<VV> Classic Car rules

Bill Elliott corvair at fnader.com
Tue Dec 30 16:13:55 EST 2008


Speaking of Europe, the latest proposed EU language (from the Federation 
Internationale des Vehicules Anciens) attempt to uniformly define a 
"Classic Car"  (and hopefully make them a protected class not subject to 
the more stringent upcoming EU regulations on non-classic vehicles). 
They have defined it as a car at least 30 years old in 2010 (meaning 
December 31, 1980 would be the cutoff production date), preserved and 
maintained in an historically correct condition, and not used as a means 
of daily transport.

Currently this is a non-rolling date, non-daily usage is not yet 
defined, it's not clear what sort of updates (such as radial tires or 
fuel injection) would still be considered "historically correct", and 
FIVA themselves admit that the strict definition does not adequately 
cover all historic/classic cars. But it's an important piece of work 
because it's the first time I'm aware of such a universal definition 
being attempted and it is sure to influence (at some level) potential 
legislation in this country.

Currently the UK has a 1973 non-rolling production date cutoff for 
classics (free road tax/ registration) and all cars must meet a rigorous 
annual MOT safety inspection.

Bill

hugh wrote:

>I read recently that the average age of a vehicle in this country is 9.2 years which surprised me.  This would mean that the Feds would be trying to get rid of 50% of the cars on the road.  I live in rural eastern North Carolina and I can attest to the age of vehicles in our area.

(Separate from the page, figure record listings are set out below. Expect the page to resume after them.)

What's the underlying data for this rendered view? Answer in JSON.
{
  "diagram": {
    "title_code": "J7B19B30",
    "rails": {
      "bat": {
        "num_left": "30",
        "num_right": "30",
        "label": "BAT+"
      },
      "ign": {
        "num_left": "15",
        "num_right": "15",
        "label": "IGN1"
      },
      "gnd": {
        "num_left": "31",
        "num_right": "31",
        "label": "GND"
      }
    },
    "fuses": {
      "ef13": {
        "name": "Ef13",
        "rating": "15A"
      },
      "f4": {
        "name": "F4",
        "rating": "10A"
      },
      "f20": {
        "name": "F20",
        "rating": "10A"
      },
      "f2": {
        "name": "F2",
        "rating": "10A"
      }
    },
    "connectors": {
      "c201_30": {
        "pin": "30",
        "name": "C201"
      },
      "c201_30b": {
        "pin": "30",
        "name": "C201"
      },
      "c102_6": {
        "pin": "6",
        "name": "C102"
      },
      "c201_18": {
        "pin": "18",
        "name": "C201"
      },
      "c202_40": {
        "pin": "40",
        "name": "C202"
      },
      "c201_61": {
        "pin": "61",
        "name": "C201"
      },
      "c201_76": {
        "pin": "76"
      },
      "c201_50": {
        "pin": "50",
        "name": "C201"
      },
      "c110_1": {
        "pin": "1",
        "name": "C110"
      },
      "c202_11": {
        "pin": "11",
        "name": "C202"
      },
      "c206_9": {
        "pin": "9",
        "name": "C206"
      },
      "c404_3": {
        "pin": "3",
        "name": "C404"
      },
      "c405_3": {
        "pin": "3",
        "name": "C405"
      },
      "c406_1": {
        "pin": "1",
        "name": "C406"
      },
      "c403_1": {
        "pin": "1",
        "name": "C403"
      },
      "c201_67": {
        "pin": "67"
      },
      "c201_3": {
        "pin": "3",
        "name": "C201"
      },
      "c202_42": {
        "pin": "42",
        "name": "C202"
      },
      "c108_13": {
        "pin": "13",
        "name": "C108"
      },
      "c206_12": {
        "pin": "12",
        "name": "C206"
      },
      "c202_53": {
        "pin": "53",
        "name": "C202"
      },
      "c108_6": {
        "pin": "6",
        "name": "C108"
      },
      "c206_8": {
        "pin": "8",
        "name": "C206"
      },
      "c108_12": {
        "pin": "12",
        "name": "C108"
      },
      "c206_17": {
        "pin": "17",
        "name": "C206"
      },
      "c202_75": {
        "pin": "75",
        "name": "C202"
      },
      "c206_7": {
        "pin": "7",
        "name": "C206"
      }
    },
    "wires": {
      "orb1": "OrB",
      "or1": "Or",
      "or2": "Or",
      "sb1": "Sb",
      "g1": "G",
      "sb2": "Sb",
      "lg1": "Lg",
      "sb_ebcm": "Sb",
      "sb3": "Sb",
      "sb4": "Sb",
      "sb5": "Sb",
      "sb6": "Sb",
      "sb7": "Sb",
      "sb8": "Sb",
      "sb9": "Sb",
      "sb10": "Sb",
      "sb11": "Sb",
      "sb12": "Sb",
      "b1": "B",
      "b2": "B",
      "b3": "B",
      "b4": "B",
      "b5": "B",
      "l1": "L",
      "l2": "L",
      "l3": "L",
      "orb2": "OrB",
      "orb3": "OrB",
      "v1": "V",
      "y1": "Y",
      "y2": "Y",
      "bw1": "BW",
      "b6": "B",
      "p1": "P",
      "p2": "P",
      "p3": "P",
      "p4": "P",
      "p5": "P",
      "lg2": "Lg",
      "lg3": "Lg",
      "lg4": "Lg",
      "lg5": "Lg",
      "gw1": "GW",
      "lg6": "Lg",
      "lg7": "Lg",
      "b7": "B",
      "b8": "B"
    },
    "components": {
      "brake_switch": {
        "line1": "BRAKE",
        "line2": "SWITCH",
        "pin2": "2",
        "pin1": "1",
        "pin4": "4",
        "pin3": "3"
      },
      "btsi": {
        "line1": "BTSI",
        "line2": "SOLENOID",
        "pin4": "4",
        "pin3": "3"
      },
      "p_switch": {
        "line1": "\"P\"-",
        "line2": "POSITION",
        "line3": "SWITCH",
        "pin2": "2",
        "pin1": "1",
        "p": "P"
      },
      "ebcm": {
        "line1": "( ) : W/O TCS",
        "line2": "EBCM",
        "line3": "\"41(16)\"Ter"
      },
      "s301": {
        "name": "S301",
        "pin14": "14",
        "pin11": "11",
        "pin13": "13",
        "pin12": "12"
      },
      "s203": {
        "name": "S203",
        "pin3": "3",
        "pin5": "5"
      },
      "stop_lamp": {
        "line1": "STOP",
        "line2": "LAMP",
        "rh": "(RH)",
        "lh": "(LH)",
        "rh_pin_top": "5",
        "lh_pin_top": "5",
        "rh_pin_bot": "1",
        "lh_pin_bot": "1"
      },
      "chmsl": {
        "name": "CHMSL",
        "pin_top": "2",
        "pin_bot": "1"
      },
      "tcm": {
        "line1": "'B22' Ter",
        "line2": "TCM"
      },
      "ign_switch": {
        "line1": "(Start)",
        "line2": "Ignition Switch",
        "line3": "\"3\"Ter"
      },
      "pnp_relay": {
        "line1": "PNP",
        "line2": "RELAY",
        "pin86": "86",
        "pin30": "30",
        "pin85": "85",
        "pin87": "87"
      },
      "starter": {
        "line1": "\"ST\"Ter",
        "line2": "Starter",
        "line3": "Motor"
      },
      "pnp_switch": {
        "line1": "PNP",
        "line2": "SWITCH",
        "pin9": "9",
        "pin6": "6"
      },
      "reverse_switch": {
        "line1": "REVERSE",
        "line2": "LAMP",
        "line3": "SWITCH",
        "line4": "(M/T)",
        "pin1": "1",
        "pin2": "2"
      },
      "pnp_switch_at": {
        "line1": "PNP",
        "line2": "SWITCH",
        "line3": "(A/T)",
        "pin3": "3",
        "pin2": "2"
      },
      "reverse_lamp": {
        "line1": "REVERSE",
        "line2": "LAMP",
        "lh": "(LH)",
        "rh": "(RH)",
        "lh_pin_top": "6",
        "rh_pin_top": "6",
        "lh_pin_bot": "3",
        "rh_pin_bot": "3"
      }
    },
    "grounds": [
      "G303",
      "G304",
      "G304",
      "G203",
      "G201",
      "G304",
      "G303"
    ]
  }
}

There are a huge number of 80'a vehicles here that are in wonderful condition.  No rust leaves a nice car.  Put huge rims and thin tires and you have a version of a pimpmobile.  Where do they think our less well off fellow citizens are going to get the funds to buy something newer.  What we need to do is replace all representatives that have been there more then 10 first.  2 of my three Corvairs are in better shape visually and operationally then most of them.
>They tried this in England and it did not work out well.